Rio Isuela. |
Por
el sol saliente rodea a Huesca la Isuela, nombre de un río con reminiscencias
ibéricas, hoy el río pudiera ser llamado la cloaca, que lanza emanaciones
putrefactas.
La
Isuela era un río; yo me acuerdo de pescar con caña en él y tenía a sus orillas
un paseo: La Alameda. Sigue la Alameda al río desde el Puente de San Miguel y
hasta el otro puente que cruza al otro lado de Santo Domingo. En medio está el
Puente del Diablo, pues en esta tierra nuestra, santos y diablos se mezclan en
místicas peleas, orgías y romerías, tal como Goya las pintó en sus aguafuertes.

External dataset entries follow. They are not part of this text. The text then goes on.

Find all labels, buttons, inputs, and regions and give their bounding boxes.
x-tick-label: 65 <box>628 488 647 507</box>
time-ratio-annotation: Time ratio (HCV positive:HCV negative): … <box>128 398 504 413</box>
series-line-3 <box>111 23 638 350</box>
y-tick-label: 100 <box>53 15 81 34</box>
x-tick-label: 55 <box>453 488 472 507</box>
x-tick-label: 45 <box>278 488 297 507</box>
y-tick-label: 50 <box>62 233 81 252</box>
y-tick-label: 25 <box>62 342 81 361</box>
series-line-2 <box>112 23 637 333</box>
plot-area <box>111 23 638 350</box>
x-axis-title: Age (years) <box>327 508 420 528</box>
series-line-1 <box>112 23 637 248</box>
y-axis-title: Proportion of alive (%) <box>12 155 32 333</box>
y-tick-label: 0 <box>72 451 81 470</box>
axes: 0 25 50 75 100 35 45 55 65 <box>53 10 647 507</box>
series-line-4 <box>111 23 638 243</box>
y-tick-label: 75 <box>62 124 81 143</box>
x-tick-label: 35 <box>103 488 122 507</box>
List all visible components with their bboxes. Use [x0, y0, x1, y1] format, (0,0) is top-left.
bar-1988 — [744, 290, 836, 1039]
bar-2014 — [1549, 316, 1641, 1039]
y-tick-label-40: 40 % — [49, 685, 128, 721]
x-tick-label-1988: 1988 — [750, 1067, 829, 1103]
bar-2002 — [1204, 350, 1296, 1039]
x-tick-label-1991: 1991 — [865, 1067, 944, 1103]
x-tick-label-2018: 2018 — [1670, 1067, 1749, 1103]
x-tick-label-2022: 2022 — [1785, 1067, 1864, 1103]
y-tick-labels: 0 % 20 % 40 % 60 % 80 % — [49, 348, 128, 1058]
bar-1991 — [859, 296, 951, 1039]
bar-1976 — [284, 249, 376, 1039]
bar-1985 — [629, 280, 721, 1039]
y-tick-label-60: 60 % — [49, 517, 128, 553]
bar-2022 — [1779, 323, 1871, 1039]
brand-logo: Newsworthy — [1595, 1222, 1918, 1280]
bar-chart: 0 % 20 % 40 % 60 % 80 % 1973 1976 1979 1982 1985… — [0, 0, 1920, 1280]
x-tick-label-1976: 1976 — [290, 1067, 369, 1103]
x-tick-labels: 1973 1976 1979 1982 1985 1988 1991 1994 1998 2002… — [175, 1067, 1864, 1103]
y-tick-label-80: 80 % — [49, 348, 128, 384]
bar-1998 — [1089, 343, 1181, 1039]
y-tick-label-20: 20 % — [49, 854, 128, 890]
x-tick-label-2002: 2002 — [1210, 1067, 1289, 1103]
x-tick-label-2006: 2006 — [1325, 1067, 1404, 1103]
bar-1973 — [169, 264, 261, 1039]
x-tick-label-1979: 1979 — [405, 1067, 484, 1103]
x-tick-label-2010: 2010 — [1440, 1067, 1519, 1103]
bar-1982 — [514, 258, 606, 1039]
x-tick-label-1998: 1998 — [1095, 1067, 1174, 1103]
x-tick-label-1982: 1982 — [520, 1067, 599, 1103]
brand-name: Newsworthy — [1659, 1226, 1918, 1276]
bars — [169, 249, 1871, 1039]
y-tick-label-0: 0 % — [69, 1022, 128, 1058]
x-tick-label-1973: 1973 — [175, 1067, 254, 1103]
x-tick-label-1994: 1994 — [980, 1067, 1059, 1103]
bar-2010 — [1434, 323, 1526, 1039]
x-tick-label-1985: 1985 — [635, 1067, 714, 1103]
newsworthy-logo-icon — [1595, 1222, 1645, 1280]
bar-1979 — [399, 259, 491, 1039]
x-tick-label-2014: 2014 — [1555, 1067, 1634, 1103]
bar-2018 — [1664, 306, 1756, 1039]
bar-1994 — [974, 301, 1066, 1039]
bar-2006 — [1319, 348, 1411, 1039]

Lame el río la Alameda por su ribera izquierda y por la derecha se alzan las
murallas romanas y moriscas. A la izquierda de la Alameda se eleva el Pueyo de
Don Sancho, la Ermita de las Santas Nunila y Alodia y el cementerio donde
reposa Manolín Abad. Alineados los Álamos formaban la Alameda, que era el Paseo
elegante de Huesca. Allí, a la sombra de los pópulos albus y trémulus, las
señoritas de blancas pamelas, botines de cañas finísimas y mirada picaresca,
paseaban su porte y temblaban sus corazones de amor, por primera vez.
Florinda
con sus amigas llegaba a la Alameda por el puente de Santo Domingo, después de
haberse tomado su horchata de trufas, para iniciarse en las lides del amor.
De
Flora decían si había pasado o no el puente del Diablo a altas horas de la
noche. Tal vez se la quiso “llevar el río creyendo que era mozuela” o tal vez
tuvieran que ver “las lenguas de doble filo”, pero “nadie supo de fijo saber”
si en alguna torre, Flora había comido churros con chocolate. Tuvo lugar un
duelo bajo las Murallas para aclarar el honor de Flora y los álamos que eran
los únicos que sabían la verdad, estiraban sus copas, curiosos. Por el puente
de San Miguel, cruzaba Floripondia, que
bajaba de la calle de la Malena con su corte ruidosa, porque se iban a las
choperas a beber cazalla y ron. Las Choperas son las Alamedas, pero en basto y
en ellas no hay que guardar etiquetas para beber en sus fuentes, ni para folgar
en sus sombras.
Floripondia
guisaba, Floripondia cantaba, alcahueteaba y engordaba y los días veintinueve
de cada mes, una vela encendida le ponía a San Miguel. ¿Qué hace San Miguel a
la orilla de un río? porque San Miguel Arcángel es más propio para un monte
altivo. Pero ¡oh paradoja!, tiene un puente alado y entrañable donde los
soldados rompen el paso marcial al pasar y debajo el puente es como una cueva,
más propia de San Martín. Allí se alojan gitanos y gitanas. Encima del puente
un azud retiene la corriente, para desviarla hacia el Almériz. En el remanso se
mira la luna blanca y en ese remanso se reflejan las caras negras de las
gitanas y las caras tordas de burros y mulas. Pasa de noche Don Pepe, caballero
en su jaca castaña por encima del puente, ladran los perros, se inquietan las
bestias y para calmarse beben el agua de la ”badina”, se mueve el agua, riela y
ríe la luna en la cara del río, la gitana se mueve, brilla el blanco de sus
ojos negros en la enramada. La jaca vuelve por el camino de las tres cruces y
tres sombras se confunden en una. Yo les he preguntado a los peces del río, a
los chopos del soto y a la luna lunera. Los ladridos del perro se los llevó el
aire, a los peces de plata se los llevó el agua, las hojas del chopo se fueron
con el otoño, pero siempre ha existido una respuesta de gitanillos rubios.
¡Cuántas cosas pasaban por el puente y el Ermita, por la Ermita y las eras, por
éstas y las cuevas! Se oía un silbar de sílfides en el río (hoy léase ratas),
de silfos en los chopos, de flechas de sátiros, de sagitas de Cupido y de arcos
matadores, como el que hirió a Don Sancho.
¡Alameda,
hoy te recuerdo pero no te reconozco!